Schering gehört bei der „AntibabyPille“ für Frauen zu den Weltmarktführern (Kasten). Doch während Frauen tatsächlich zur Tablette greifen können, ist die Sache bei Männern ungleich komplizierter. Denn de „Pille“ ist eigentlich ein Kombinationspräparat aus dem männlichen Sexualhormon Testosteron, das alle drei Monate per Spritze verabreicht werden muss, und einem Implantat. Dieses gibt das weibliche Hormon Gestagen ab, das allerdings nicht nur die Spermienproduktion, sondern auch den Testosteronspiegel senkt. Weil das auch negative Folgen für Lust, Potenz und Muskeln hat, muss der Testosteronspiegel wieder künstlich angehoben werden. Per Pille geht das nicht, denn das Hormon würde in der Leber sofort abgebaut.

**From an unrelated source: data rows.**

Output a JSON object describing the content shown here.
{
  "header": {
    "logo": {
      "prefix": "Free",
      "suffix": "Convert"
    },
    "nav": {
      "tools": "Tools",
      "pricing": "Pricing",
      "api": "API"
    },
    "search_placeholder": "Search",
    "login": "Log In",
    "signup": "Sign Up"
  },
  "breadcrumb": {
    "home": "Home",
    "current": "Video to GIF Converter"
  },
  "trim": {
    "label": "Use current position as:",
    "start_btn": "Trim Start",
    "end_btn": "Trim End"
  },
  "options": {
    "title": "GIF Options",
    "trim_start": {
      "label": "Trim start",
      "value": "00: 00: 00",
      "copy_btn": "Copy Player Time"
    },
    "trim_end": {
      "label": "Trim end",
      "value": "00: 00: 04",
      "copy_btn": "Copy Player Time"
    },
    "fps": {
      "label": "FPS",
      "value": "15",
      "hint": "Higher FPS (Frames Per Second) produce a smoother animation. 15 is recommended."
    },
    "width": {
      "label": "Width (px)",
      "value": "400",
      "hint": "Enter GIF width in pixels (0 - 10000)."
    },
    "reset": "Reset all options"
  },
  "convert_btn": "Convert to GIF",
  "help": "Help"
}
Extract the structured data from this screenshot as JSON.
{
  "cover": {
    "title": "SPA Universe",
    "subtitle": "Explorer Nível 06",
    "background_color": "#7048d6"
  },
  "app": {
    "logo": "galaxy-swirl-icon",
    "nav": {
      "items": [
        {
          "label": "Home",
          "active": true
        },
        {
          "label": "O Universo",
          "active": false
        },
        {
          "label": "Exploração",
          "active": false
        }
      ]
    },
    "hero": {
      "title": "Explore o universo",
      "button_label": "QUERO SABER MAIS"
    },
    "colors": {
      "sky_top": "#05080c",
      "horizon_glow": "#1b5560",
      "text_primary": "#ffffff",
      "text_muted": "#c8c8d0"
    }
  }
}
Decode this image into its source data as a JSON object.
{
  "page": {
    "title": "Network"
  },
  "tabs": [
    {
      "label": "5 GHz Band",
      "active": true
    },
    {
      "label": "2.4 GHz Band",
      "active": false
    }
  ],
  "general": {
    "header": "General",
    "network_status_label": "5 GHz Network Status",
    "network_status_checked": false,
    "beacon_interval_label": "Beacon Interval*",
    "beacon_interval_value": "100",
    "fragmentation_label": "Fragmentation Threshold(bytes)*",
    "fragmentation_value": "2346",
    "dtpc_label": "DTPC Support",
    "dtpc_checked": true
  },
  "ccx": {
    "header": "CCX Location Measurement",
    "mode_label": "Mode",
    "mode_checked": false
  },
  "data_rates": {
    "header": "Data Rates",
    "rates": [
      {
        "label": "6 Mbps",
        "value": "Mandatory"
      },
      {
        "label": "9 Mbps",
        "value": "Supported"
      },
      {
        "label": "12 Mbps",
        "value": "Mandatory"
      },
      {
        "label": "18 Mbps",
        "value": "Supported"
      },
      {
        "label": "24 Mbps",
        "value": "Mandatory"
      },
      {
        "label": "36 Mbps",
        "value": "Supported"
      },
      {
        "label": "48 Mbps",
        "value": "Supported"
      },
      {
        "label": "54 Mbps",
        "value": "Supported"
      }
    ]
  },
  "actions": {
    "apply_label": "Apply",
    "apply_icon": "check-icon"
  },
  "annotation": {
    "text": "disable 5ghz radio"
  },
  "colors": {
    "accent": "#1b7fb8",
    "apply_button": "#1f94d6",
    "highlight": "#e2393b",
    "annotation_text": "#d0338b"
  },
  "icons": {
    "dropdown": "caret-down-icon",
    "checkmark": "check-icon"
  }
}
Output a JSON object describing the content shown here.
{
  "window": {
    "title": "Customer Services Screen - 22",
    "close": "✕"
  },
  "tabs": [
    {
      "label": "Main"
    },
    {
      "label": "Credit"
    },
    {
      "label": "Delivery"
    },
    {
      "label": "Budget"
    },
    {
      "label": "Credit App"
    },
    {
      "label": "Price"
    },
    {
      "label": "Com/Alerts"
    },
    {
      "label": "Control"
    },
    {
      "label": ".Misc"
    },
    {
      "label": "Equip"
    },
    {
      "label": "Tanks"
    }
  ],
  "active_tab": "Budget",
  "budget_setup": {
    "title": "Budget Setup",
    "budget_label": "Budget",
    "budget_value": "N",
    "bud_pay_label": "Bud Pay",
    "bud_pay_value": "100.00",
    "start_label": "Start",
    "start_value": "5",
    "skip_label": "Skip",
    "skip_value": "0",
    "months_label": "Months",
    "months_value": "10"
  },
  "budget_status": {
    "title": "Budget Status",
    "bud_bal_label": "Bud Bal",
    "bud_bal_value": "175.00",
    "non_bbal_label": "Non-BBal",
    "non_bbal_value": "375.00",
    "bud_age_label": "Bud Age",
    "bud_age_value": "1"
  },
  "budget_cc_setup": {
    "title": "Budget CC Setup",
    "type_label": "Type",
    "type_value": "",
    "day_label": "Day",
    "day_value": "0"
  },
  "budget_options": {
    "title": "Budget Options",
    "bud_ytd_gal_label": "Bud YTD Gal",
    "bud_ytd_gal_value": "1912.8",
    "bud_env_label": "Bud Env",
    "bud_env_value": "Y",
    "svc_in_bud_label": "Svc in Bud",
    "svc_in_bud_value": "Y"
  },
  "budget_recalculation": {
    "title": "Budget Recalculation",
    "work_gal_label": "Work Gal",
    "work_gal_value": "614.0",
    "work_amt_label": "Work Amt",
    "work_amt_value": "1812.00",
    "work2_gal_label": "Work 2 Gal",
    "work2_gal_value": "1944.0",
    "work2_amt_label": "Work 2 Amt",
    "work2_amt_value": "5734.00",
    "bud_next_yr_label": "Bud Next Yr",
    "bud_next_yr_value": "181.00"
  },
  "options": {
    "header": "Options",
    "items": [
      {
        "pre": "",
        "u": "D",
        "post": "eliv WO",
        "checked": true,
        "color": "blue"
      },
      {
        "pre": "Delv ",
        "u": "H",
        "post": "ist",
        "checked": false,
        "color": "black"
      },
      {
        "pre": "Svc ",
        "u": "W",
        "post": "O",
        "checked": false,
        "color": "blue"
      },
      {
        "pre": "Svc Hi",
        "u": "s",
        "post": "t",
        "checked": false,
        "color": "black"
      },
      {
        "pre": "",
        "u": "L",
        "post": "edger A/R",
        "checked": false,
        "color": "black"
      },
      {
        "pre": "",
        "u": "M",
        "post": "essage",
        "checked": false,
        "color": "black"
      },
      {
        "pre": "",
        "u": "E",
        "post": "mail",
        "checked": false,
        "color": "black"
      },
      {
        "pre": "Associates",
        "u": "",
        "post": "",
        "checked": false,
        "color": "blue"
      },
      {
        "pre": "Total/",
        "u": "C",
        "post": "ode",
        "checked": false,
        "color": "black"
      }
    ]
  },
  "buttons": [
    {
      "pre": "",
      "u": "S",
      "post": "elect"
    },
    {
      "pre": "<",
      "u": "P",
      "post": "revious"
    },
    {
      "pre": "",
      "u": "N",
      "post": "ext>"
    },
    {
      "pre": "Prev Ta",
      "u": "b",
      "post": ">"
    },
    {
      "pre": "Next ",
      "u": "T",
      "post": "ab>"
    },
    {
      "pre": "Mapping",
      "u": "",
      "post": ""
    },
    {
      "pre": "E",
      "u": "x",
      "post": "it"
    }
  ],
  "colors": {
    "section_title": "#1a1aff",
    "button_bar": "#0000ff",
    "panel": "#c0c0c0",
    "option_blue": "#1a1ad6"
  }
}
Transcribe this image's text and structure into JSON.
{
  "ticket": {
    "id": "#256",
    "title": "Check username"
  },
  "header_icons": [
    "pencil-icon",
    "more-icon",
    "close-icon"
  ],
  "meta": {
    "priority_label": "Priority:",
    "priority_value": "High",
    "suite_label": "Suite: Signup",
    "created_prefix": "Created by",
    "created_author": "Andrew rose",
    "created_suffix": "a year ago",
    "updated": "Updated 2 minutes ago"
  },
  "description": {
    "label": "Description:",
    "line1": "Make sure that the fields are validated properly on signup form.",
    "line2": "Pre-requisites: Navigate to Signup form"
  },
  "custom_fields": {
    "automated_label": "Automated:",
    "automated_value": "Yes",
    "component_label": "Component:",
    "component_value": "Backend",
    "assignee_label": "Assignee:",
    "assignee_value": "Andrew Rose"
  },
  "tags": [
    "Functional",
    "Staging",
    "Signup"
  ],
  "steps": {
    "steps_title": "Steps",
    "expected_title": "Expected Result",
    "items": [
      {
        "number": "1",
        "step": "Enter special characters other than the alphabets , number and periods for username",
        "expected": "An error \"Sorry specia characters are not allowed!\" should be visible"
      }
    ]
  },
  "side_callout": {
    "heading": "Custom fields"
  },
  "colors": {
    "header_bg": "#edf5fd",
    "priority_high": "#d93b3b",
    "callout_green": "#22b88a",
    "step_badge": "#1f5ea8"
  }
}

Wie viel Geld Schering in die Männer-Forschung gesteckt hat, ist nicht bekannt. Auch Umsatzerwartungen waren nie veröffentlicht worden. Selbst wenn das Produkt auf den Markt kommen sollte, sei nicht klar, ob Männer es akzeptierten, hatte Schering eingeräumt.

Auch der Bayer-Konkurrent Organon hat die Entwicklung eines hormonellen Verhütungsmittels für Männer inzwischen eingestellt. Das Unternehmen forsche aber weiter an nichthormonalen Methoden der Empfängnisverhütung für den Mann, sagte eine Sprecherin. Die Wissenschaft hat den Traum von einer „Pille für den Mann“ dagegen nicht aufgegeben. Bis sie marktfähig sei, würden aber noch „mindestens fünf Jahre vergehen“, sagte Frank Tüttelmann vom Institut für Reproduktionsmedizin der Uni Münster.